Le secret ne se joue pas seulement dans la taille finale. Kazuhiko Kuramoto, représentant de la cinquième génération, en donne la clé avec une conviction tranquille. Pour obtenir une bonne glace, il faut congeler lentement, sans précipitation, tout en maintenant l’eau en mouvement. Ce brassage continu empêche l’air de rester piégé dans la masse. Au fil des heures, le froid gagne de l’extérieur vers l’intérieur et repousse les impuretés vers le centre. Cette partie souillée est ensuite retirée puis remplacée par une eau neuve. Ce qui reste est un bloc parfaitement transparent, baptisé junpyo en japonais. Une fabrication industrielle classique demande une demi-heure pour un glaçon. Ici, l’opération s’étire sur deux à trois jours.

Tout ce soin ne sert pas uniquement l’esthétique. Les barmen estiment que cette glace est plus dense, plus froide et surtout plus tenace que les glaçons ordinaires.
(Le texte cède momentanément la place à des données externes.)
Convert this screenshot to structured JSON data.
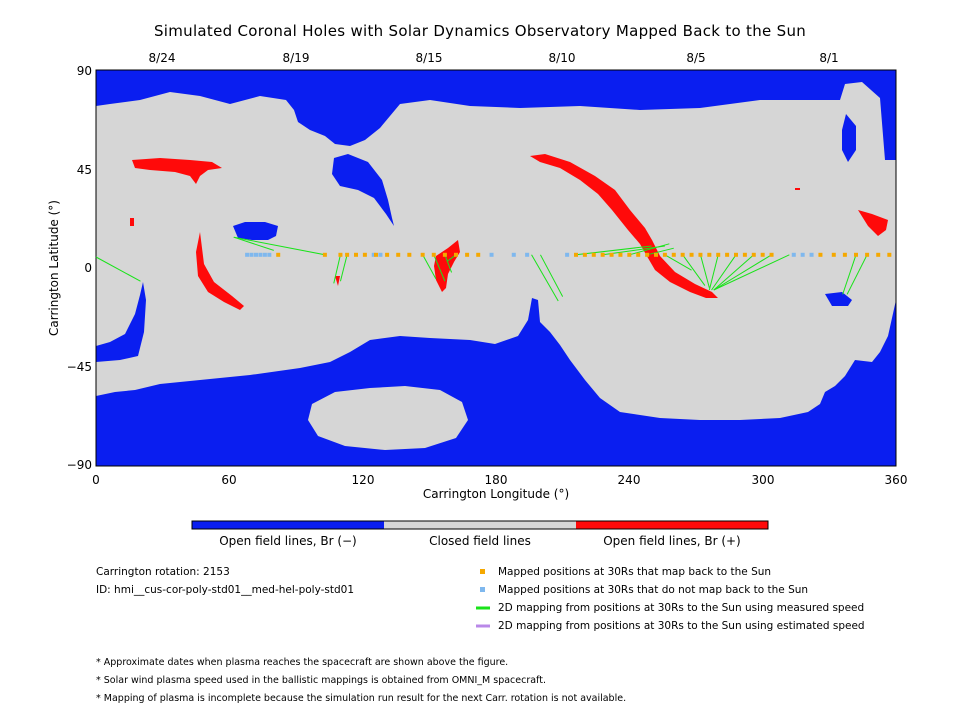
{
  "chart_data": {
    "type": "map",
    "title": "Simulated Coronal Holes with Solar Dynamics Observatory Mapped Back to the Sun",
    "xlabel": "Carrington Longitude (°)",
    "ylabel": "Carrington Latitude (°)",
    "xlim": [
      0,
      360
    ],
    "ylim": [
      -90,
      90
    ],
    "xticks": [
      "0",
      "60",
      "120",
      "180",
      "240",
      "300",
      "360"
    ],
    "yticks": [
      "90",
      "45",
      "0",
      "−45",
      "−90"
    ],
    "date_ticks": [
      "8/24",
      "8/19",
      "8/15",
      "8/10",
      "8/5",
      "8/1"
    ],
    "colorbar": [
      "Open field lines, Br (−)",
      "Closed field lines",
      "Open field lines, Br (+)"
    ],
    "colors": {
      "open_negative": "#0a1ef0",
      "closed": "#d6d6d6",
      "open_positive": "#ff0a0a",
      "mapped": "#f5a800",
      "not_mapped": "#7fb8ee",
      "measured": "#19e319",
      "estimated": "#b988e8"
    },
    "mapped_lon": [
      82,
      103,
      110,
      113,
      117,
      121,
      126,
      131,
      136,
      141,
      147,
      152,
      157,
      162,
      167,
      172,
      216,
      220,
      224,
      228,
      232,
      236,
      240,
      244,
      248,
      252,
      256,
      260,
      264,
      268,
      272,
      276,
      280,
      284,
      288,
      292,
      296,
      300,
      304,
      326,
      332,
      337,
      342,
      347,
      352,
      357
    ],
    "not_mapped_lon": [
      68,
      70,
      72,
      74,
      76,
      78,
      125,
      128,
      178,
      188,
      194,
      212,
      314,
      318,
      322
    ],
    "mapped_lat": 6,
    "measured_lines": [
      [
        [
          0,
          5
        ],
        [
          20,
          -6
        ]
      ],
      [
        [
          62,
          14
        ],
        [
          80,
          8
        ]
      ],
      [
        [
          62,
          14
        ],
        [
          103,
          6
        ]
      ],
      [
        [
          110,
          6
        ],
        [
          107,
          -7
        ]
      ],
      [
        [
          113,
          6
        ],
        [
          110,
          -6
        ]
      ],
      [
        [
          147,
          6
        ],
        [
          153,
          -5
        ]
      ],
      [
        [
          152,
          6
        ],
        [
          157,
          -6
        ]
      ],
      [
        [
          157,
          6
        ],
        [
          160,
          -2
        ]
      ],
      [
        [
          162,
          6
        ],
        [
          158,
          3
        ]
      ],
      [
        [
          196,
          6
        ],
        [
          208,
          -15
        ]
      ],
      [
        [
          200,
          6
        ],
        [
          210,
          -13
        ]
      ],
      [
        [
          216,
          6
        ],
        [
          250,
          10
        ]
      ],
      [
        [
          228,
          6
        ],
        [
          256,
          10
        ]
      ],
      [
        [
          240,
          6
        ],
        [
          258,
          11
        ]
      ],
      [
        [
          248,
          6
        ],
        [
          260,
          9
        ]
      ],
      [
        [
          256,
          6
        ],
        [
          268,
          -1
        ]
      ],
      [
        [
          264,
          6
        ],
        [
          274,
          -8
        ]
      ],
      [
        [
          272,
          6
        ],
        [
          276,
          -9
        ]
      ],
      [
        [
          280,
          6
        ],
        [
          276,
          -10
        ]
      ],
      [
        [
          288,
          6
        ],
        [
          277,
          -10
        ]
      ],
      [
        [
          296,
          6
        ],
        [
          278,
          -10
        ]
      ],
      [
        [
          304,
          6
        ],
        [
          278,
          -10
        ]
      ],
      [
        [
          312,
          6
        ],
        [
          278,
          -10
        ]
      ],
      [
        [
          342,
          6
        ],
        [
          336,
          -12
        ]
      ],
      [
        [
          347,
          6
        ],
        [
          338,
          -12
        ]
      ]
    ]
  },
  "carrington_rotation": "Carrington rotation: 2153",
  "run_id": "ID: hmi__cus-cor-poly-std01__med-hel-poly-std01",
  "legend": [
    "Mapped positions at 30Rs that map back to the Sun",
    "Mapped positions at 30Rs that do not map back to the Sun",
    "2D mapping from positions at 30Rs to the Sun using measured speed",
    "2D mapping from positions at 30Rs to the Sun using estimated speed"
  ],
  "notes": [
    "* Approximate dates when plasma reaches the spacecraft are shown above the figure.",
    "* Solar wind plasma speed used in the ballistic mappings is obtained from OMNI_M spacecraft.",
    "* Mapping of plasma is incomplete because the simulation run result for the next Carr. rotation is not available."
  ]
}
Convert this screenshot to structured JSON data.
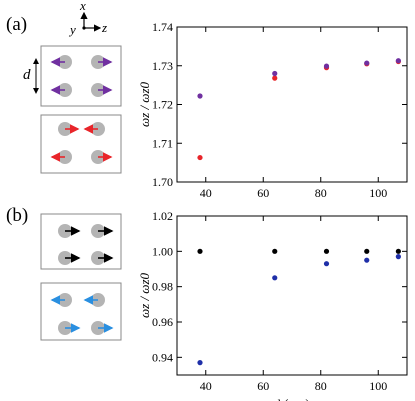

Elle rafraîchit le cocktail sans le noyer et garde longtemps sa forme. La science n’a pas encore tout prouvé, mais les professionnels en font une évidence. Pour certains bars, la qualité se paie jusqu’à 200 yens le glaçon, soit un peu plus d’un euro. L’addition semble élevée pour un cube d’eau, mais les adeptes ne comptent pas.

L’engouement dépasse depuis peu les frontières japonaises. En 2019, Kuramoto Ice a commencé à expédier ses créations à l’étranger et ses ventes ont plus que doublé. Les États-Unis, l’Australie et Singapour figurent parmi les destinations. Dans la cité-État, le bar Native, classé dans le palmarès des cinquante meilleurs établissements d’Asie, importe près de 900 kilos de cette glace chaque année. Son copropriétaire Yong Wei loue une qualité toujours identique. La glace locale coûte moins cher, admet-il, mais celle de Kuramoto se montre plus claire, plus dense et fond moins vite.

Kazuhiko Kuramoto avait senti cette demande mondiale lors d’un voyage à Las Vegas il y a plus de dix ans. Il y avait découvert des cocktails hors de prix rafraîchis par des glaçons sans intérêt. Les États-Unis avaient perdu la tradition d’une glace taillée avec patience. L’entrepreneur japonais a alors décidé de la faire revivre et de la partager. Dans son usine, des employés en combinaison manipulent de lourds blocs, les scient, les polissent puis les emballent avec soin. Les pièces sont stockées par moins dix degrés avant de s’envoler vers d’autres continents.

Ce travail manuel trouve son aboutissement dans le verre. Près de Tokyo, Shingo Miyaji, barman d’un hôtel réputé, prépare un negroni avec un gros cube de glace ultra-transparent. Pour lui, le glaçon pèse lourd dans le résultat final. Sa fonte change la texture de la boisson et laisse un arrière-goût plus ou moins présent après chaque gorgée. Un bon barman japonais doit maîtriser cet élément aussi précisément que le dosage des alcools. L’état de la glace suffit souvent à révéler son niveau d’exigence. Un cocktail ne prend son envol que lorsque le verre, le glaçon et le liquide se fondent dans une harmonie parfaite.